Nothing can stop them
When Sivi Smith was diagnosed with breast cancer a couple of years ago, she never considered taking a break from her job during treatment.
“If I worked, I couldn’t just sit there and dwell on it,” says Smith, a 54-year-old executive assistant to the president of Inland Northwest Bank. “Working just helps you still feel like part of the living.”
Besides, she says, “You can’t fall apart here and sit here and cry all day. It keeps you from losing it.”
Recently, there have been numerous well-known cases of cancer patients continuing work during treatment. Spokane Mayor Jim West, who lost his seat in a recall election last month, kept working during several rounds of chemotherapy. Washington Gov. Christine Gregoire campaigned for office during treatment.
Apple Computer Inc. CEO Steve Jobs took about eight weeks off in 2004 after surgery for pancreatic cancer before going back to work. And a Broadway star, Maria Friedman, performed on opening night, 10 days after a lumpectomy for breast cancer, with her radiologist waiting backstage.
A new study proves just how common it is for patients to stay on the job during chemotherapy, radiation or other therapies.
Just about 60 percent of men and women continue working during cancer treatment, according to a study of 1,433 cancer patients published in the journal Cancer. Even for those who stop working, most return in the first year after treatment. Continuing work depended, in part, on the type of cancer a person had.
Those with cancers of the breast, uterus, prostate and thyroid were most likely to keep working, the study found. People with cancers of the blood, nervous system, head or neck were least likely to be able to stay on the job.
Of course, many people keep working for purely economic reasons: They simply don’t have the financial luxury of forgoing a paycheck or medical benefits. But many others rely on the support and feeling of normalcy that the workplace provides.
After having surgery to remove the tumor and some lymph nodes, Smith underwent radiation five days a week for seven weeks.
She decided against chemotherapy since her cancer was caught at an early stage. But the radiation left her “absolutely exhausted” and with burns and blisters.
She scheduled her appointments for late in the day so she wouldn’t have to miss work and then she’d go home and crash at the end of the day.

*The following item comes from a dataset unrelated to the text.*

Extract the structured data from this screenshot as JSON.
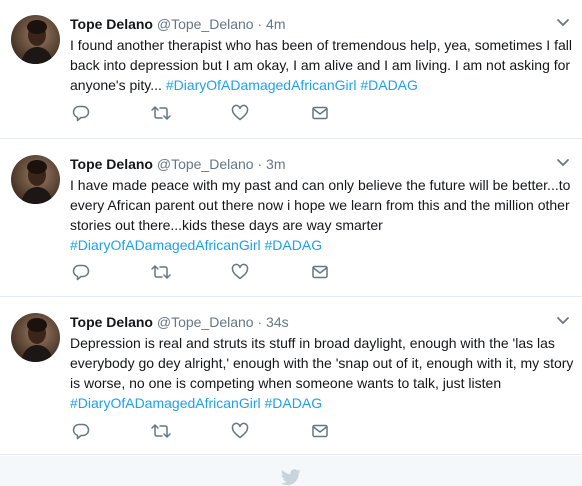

But flexibility is the key when it comes to working during treatment.
Linda Pierce, a librarian at Gonzaga University, had planned on continuing her full-time job after being diagnosed with ovarian cancer five years ago. But surgery, chemotherapy and radiation took its toll, so she decided to go to a four-day schedule.

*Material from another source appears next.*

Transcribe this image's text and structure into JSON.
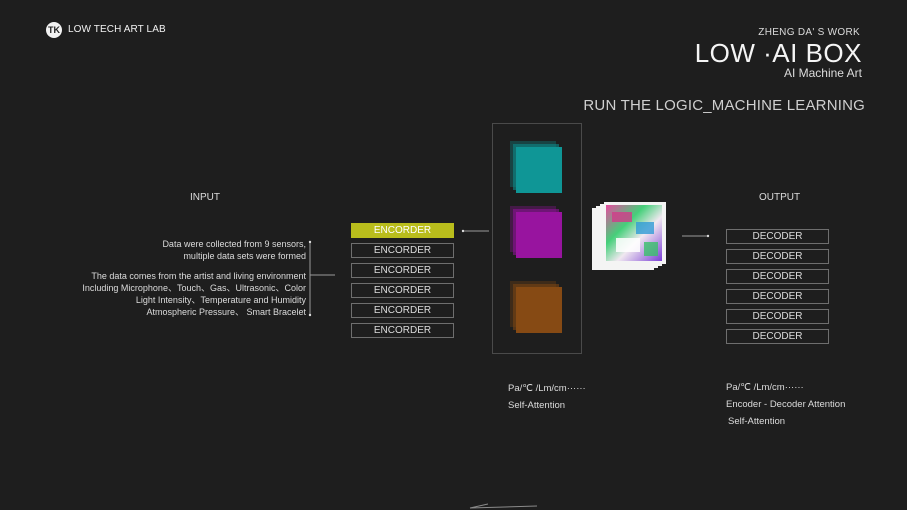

“I probably could’ve worked a 40-hour week but it would have totally exhausted me,” Pierce says. “It’s very difficult to stop doing something, and you have to be able to do that.”
Some days, she says, “I was too tired to watch TV. I was too tired to read.”

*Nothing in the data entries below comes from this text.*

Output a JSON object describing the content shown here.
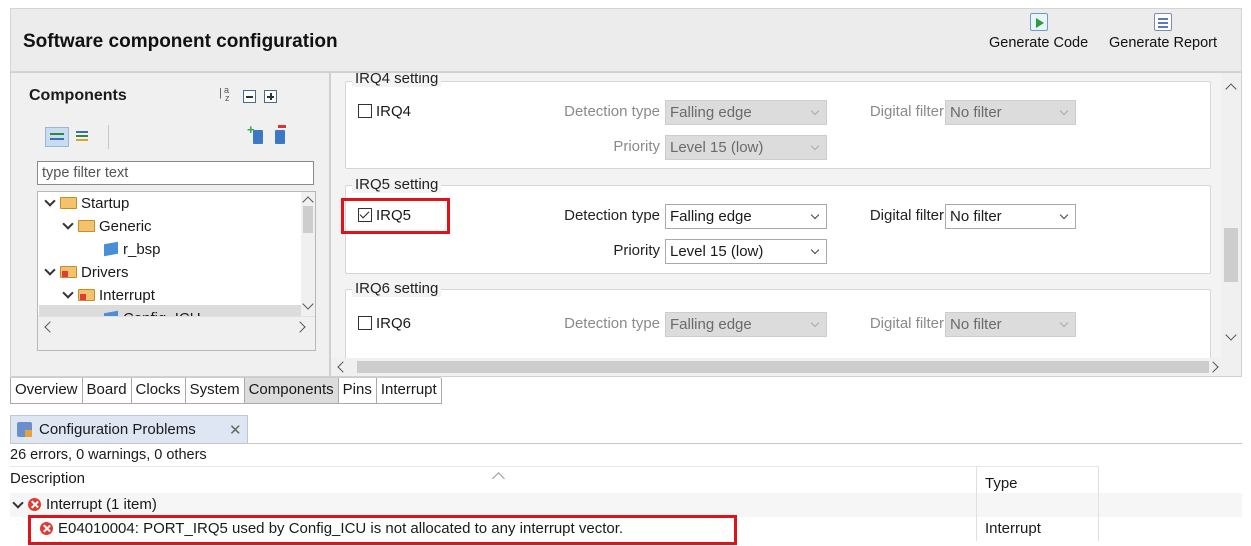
{
  "header": {
    "title": "Software component configuration",
    "generate_code": "Generate Code",
    "generate_report": "Generate Report"
  },
  "components": {
    "title": "Components",
    "filter_placeholder": "type filter text",
    "tree": [
      {
        "label": "Startup",
        "type": "folder",
        "expanded": true
      },
      {
        "label": "Generic",
        "type": "folder",
        "expanded": true
      },
      {
        "label": "r_bsp",
        "type": "component"
      },
      {
        "label": "Drivers",
        "type": "folder",
        "expanded": true,
        "error": true
      },
      {
        "label": "Interrupt",
        "type": "folder",
        "expanded": true,
        "error": true
      },
      {
        "label": "Config_ICU",
        "type": "component",
        "error": true,
        "selected": true
      }
    ]
  },
  "settings": {
    "groups": [
      {
        "title": "IRQ4 setting",
        "checkbox_label": "IRQ4",
        "checked": false,
        "detection_label": "Detection type",
        "detection_value": "Falling edge",
        "filter_label": "Digital filter",
        "filter_value": "No filter",
        "priority_label": "Priority",
        "priority_value": "Level 15 (low)"
      },
      {
        "title": "IRQ5 setting",
        "checkbox_label": "IRQ5",
        "checked": true,
        "detection_label": "Detection type",
        "detection_value": "Falling edge",
        "filter_label": "Digital filter",
        "filter_value": "No filter",
        "priority_label": "Priority",
        "priority_value": "Level 15 (low)"
      },
      {
        "title": "IRQ6 setting",
        "checkbox_label": "IRQ6",
        "checked": false,
        "detection_label": "Detection type",
        "detection_value": "Falling edge",
        "filter_label": "Digital filter",
        "filter_value": "No filter"
      }
    ]
  },
  "tabs": [
    "Overview",
    "Board",
    "Clocks",
    "System",
    "Components",
    "Pins",
    "Interrupt"
  ],
  "active_tab": "Components",
  "problems": {
    "tab_label": "Configuration Problems",
    "close_glyph": "✕",
    "summary": "26 errors, 0 warnings, 0 others",
    "col_description": "Description",
    "col_type": "Type",
    "group_label": "Interrupt (1 item)",
    "error_message": "E04010004: PORT_IRQ5 used by Config_ICU is not allocated to any interrupt vector.",
    "error_type": "Interrupt"
  },
  "colors": {
    "highlight": "#e0131b",
    "error": "#e0392f"
  }
}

“Sometimes people feel like they should be able to work during chemo, because other people do that,” she says. “But you can’t make yourself be better and you can’t make yourself not be tired.”
Spokane oncologist Dr. Joni Nichols, with Cancer Care Northwest, says she generally leaves the decision to continue working up to her patients. More than half of them stick with their jobs during treatment, she says.
“Cancer is becoming a chronic disease,” Nichols says. “There are a lot of patients in our community that continue to work.
“I think the biggest thing is people need to be able to have some flexibility.”
Treatment sometimes causes a drop in white blood cell counts, leaving patients more susceptible to infection. In those cases, people with jobs that force them to interact with the public need to be especially careful, she says.
Schoolteachers, for example, should ask that sick children stay home, Nichols says. And employees should ask that they have their own phone and computer keyboard, to avoid sharing germs.
“I usually leave it up to the patient and just really tell them to trust their judgment,” she says. “And trust their body.”
Teri Eveland found a rock-solid support group among her co-workers at Kaiser Aluminum when she learned she had breast cancer 12 years ago.
Even though she could have stayed home during treatment and still gotten paid, Eveland came to work each day in the sales department. Instead of working from 7 a.m. to 3 p.m., she slept in a bit and came in at 9 a.m.
“I thought if I just stayed at home, I might sit around and worry or mope and get depressed,” says Eveland, who lives in Spokane Valley and now works as an administrative assistant at Gonzaga.
“The people I worked with were so supportive and loving; that was the strength I could draw from.”
Eveland, who lost her mother to breast cancer, says her boss at Kaiser also went through the same experience.
“If I was having a bad day, I could get my friends together during lunch break and all cry together,” she says.